IP/07/414
Brussels, 26 March 2007
According to Austrian tax law certain personal expenses can be deducted from income when calculating income tax ("Steuerabsetzbeträge"). However, the same legislation limits this deduction to a pro rata amount of these expenses if the resident taxpayer has foreign income which is tax exempt but subject to progression[1], whereas a resident with only domestic income will receive the full allowances.
In the Commission's view, the rules on reducing the amounts deducted when foreign income is exempt from national tax, but subject to progression, impair the freedom of movement of workers and the freedom of establishment as guaranteed by Articles 39 and 43 of the EC Treaty. Indeed, they result in higher taxation in comparison to persons who have an exclusively domestic income.
The European Court of Justice has already held (see "de Groot" judgment of 12.12.2002 (C-385/00)) that the application of pro rata on personal expenses must be interpreted as contrary to Article 39 EC Treaty. Indeed, in this case, the taxpayer effectively loses part of their deductible allowances, if they are not taken into account in the state of activity.
The Commission of the European Communities is therefore of the opinion that the Republic of Austria has infringed its obligations under Articles 39 and 43 of the EC Treaty and the corresponding provisions of the EEA Agreement.

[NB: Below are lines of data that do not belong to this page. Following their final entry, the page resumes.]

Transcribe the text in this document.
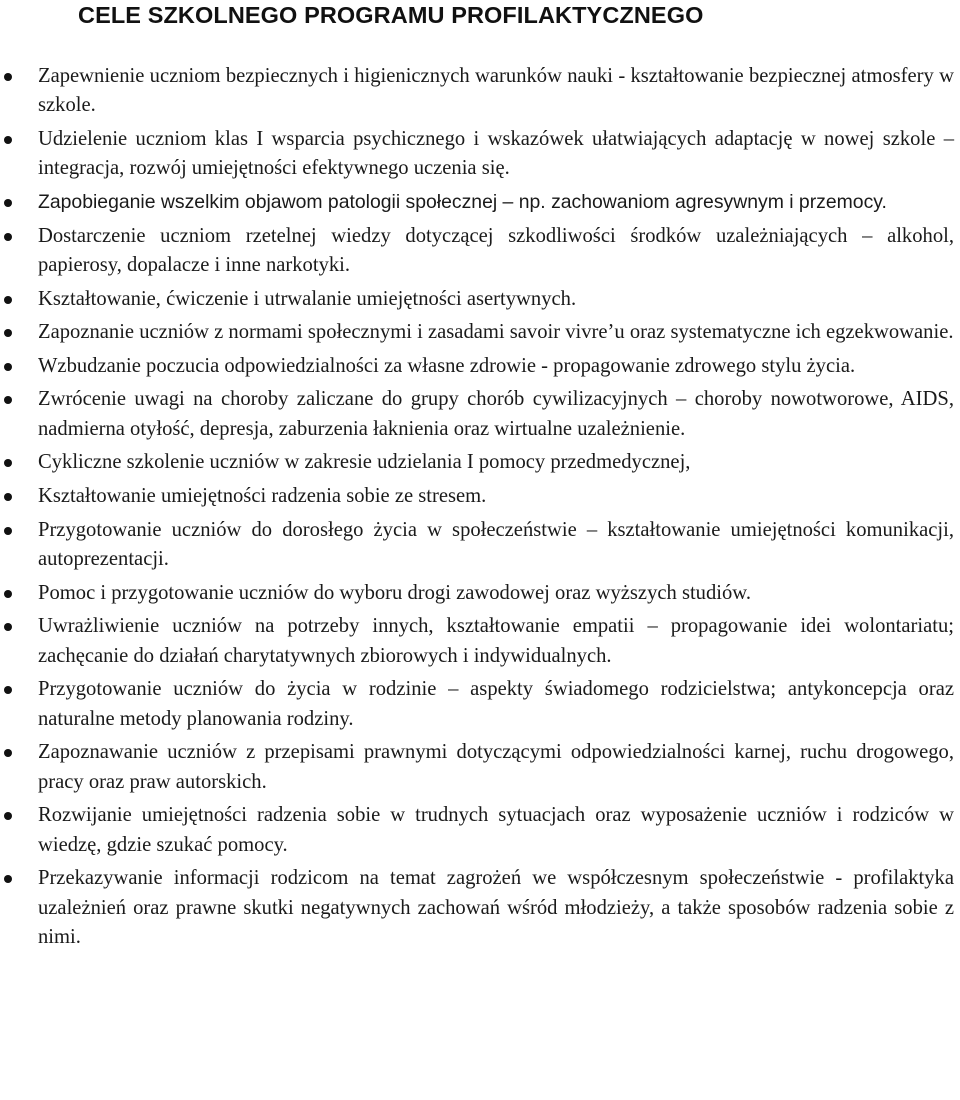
CELE SZKOLNEGO PROGRAMU PROFILAKTYCZNEGO
Zapewnienie uczniom bezpiecznych i higienicznych warunków nauki - kształtowanie bezpiecznej atmosfery w szkole.
Udzielenie uczniom klas I wsparcia psychicznego i wskazówek ułatwiających adaptację w nowej szkole – integracja, rozwój umiejętności efektywnego uczenia się.
Zapobieganie wszelkim objawom patologii społecznej – np. zachowaniom agresywnym i przemocy.
Dostarczenie uczniom rzetelnej wiedzy dotyczącej szkodliwości środków uzależniających – alkohol, papierosy, dopalacze i inne narkotyki.
Kształtowanie, ćwiczenie i utrwalanie umiejętności asertywnych.
Zapoznanie uczniów z normami społecznymi i zasadami savoir vivre’u oraz systematyczne ich egzekwowanie.
Wzbudzanie poczucia odpowiedzialności za własne zdrowie - propagowanie zdrowego stylu życia.
Zwrócenie uwagi na choroby zaliczane do grupy chorób cywilizacyjnych – choroby nowotworowe, AIDS, nadmierna otyłość, depresja, zaburzenia łaknienia oraz wirtualne uzależnienie.
Cykliczne szkolenie uczniów w zakresie udzielania I pomocy przedmedycznej,
Kształtowanie umiejętności radzenia sobie ze stresem.
Przygotowanie uczniów do dorosłego życia w społeczeństwie – kształtowanie umiejętności komunikacji, autoprezentacji.
Pomoc i przygotowanie uczniów do wyboru drogi zawodowej oraz wyższych studiów.
Uwrażliwienie uczniów na potrzeby innych, kształtowanie empatii – propagowanie idei wolontariatu; zachęcanie do działań charytatywnych zbiorowych i indywidualnych.
Przygotowanie uczniów do życia w rodzinie – aspekty świadomego rodzicielstwa; antykoncepcja oraz naturalne metody planowania rodziny.
Zapoznawanie uczniów z przepisami prawnymi dotyczącymi odpowiedzialności karnej, ruchu drogowego, pracy oraz praw autorskich.
Rozwijanie umiejętności radzenia sobie w trudnych sytuacjach oraz wyposażenie uczniów i rodziców w wiedzę, gdzie szukać pomocy.
Przekazywanie informacji rodzicom na temat zagrożeń we współczesnym społeczeństwie - profilaktyka uzależnień oraz prawne skutki negatywnych zachowań wśród młodzieży, a także sposobów radzenia sobie z nimi.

The Commission's reference number is 2005/2414.
For the press releases
issued on infringement procedures in the taxation or customs area see:
http://ec.europa.eu/taxation_customs/common/infringements/infringement_cases/index_en.htm
For
the latest general information on infringement measures against Member States
see:
http://ec.europa.eu/community_law/eulaw/index_en.htm
[1] This means that foreign income is tax exempt but is taken into account to calculate the progressive tax rate to be applied on the domestic income.